The 12.5 percent tax increase would amount to about $220 more in town taxes for someone with property that has a $300,000 market value, officials said.

But the town also has a third option, which involves taking out a $6 million “bridge loan” against anticipated income from the anticipated sale of land at the Enterprise Park at Calverton, according to Mr. Walter. Board members originally started mulling that option as far back as February.

The town would have to repay the loan in just two years, Mr. Walter said. In order to repay the loan and prevent a tax increase on residents in future years, the town would have to sell some land at the EPCAL next year, which some officials say is not a sure thing.

“I don’t think we’re going to be selling property up there as soon as you do,” Mr. Dunleavy told the supervisor.

The $4 million deficit is a result of using that much in surplus funds to offset budget spending over the past few years. And that surplus is almost gone.

For nearly a decade, the town has been using surplus funds it accumulated from land sales and contract extensions at EPCAL to offset spending and avoid a huge tax increase. In recent years, the town has used about $4 million a year in surplus funds.

According to town finance administrator Bill Rothaar, the town had $9.75 million in surplus at the end of 2012, $5.5 million left at the end of 2013, and it expects to have between $1 million to $2 million at the end of this year.

Mr.

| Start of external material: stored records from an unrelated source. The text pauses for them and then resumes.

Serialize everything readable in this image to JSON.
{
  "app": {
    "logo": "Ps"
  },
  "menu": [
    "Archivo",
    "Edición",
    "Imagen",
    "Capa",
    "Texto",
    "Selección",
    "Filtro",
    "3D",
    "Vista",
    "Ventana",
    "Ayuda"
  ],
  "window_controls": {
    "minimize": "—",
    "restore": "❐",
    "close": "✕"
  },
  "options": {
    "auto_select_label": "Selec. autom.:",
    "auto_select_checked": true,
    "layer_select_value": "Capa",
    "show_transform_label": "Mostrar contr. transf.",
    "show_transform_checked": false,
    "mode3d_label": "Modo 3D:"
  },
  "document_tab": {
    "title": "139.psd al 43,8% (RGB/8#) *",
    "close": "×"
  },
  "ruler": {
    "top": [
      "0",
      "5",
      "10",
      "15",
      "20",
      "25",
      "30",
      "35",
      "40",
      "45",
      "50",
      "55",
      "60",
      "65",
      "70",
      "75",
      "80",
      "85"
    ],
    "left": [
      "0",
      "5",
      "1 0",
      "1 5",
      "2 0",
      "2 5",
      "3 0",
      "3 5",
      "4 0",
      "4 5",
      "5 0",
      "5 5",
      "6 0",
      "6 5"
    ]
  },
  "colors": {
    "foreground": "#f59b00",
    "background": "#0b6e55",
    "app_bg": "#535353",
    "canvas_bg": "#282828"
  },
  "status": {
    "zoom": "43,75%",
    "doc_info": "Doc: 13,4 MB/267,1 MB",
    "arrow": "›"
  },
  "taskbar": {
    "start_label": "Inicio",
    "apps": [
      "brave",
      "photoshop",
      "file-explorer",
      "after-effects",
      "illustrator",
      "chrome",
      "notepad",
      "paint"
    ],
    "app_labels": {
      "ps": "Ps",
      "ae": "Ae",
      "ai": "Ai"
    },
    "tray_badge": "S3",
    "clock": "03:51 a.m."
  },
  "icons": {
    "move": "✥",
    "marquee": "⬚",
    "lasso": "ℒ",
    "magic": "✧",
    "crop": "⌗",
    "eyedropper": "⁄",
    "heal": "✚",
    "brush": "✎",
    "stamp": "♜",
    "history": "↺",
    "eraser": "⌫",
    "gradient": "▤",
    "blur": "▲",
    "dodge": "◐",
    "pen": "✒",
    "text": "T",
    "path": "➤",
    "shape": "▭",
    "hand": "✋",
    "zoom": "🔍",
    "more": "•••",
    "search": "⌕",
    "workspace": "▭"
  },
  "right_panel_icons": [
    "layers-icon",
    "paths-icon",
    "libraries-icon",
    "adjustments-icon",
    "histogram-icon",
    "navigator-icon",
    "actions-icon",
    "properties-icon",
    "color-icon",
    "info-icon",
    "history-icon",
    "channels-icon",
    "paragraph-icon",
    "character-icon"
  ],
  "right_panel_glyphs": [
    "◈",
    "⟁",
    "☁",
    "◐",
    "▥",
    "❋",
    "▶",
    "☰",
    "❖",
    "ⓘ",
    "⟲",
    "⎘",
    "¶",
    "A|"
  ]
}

Walter said he had hoped the town would have been able to sell some land at EPCAL by this point, but the town still hasn’t received approval of its subdivision plan for EPCAL, which isn’t expected to be done until the end of the year at the earliest. That study just arrived in town hall this week, with a public hearing on it scheduled for early September.

The supervisor said the blame for the deficit is the town’s ill-fated landfill reclamation project, which occurred before he took office.

“The general fund is balanced, but for the landfill,” he said. “That is a fact. There is no other issue here but the landfill. The landfill debt (service) this year about $4.1 million and we are behind $4 million.”

At the same time, he did take some responsibility for not preventing the town from getting into its current position since he stepped into town hall.

“I do feel a sense of failure that we weren’t able to fix this before the piper called,” he said.

The bridge loan, which would come from Suffolk County National Bank at an interest rate of about 3.2 percent, will be voted on at the next Town Board meeting, on Aug. 19, as would a resolution to pierce a state-mandated 2 percent tax cap, which would be required should the Town Board chose that option.

“I hate the fact that we’re borrowing and borrowing and borrowing,” Councilman Jim Wooten said, although he added that he feels the town is on the right track.

“I don’t want to push this down the road,” Mr. Dunleavy said, indicating he wants to just balance the budget and stop borrowing.

Councilman George Gabrielsen said he thinks the industrial lots the town proposes along Route 25 will sell fast once they become available.

In order to pierce the state tax cap, a public hearing is required, but the Town Board would only need to have a vote of 60 percent for it to pass, under state law.

Since the board has five members, all of its votes need 60 percent to pass.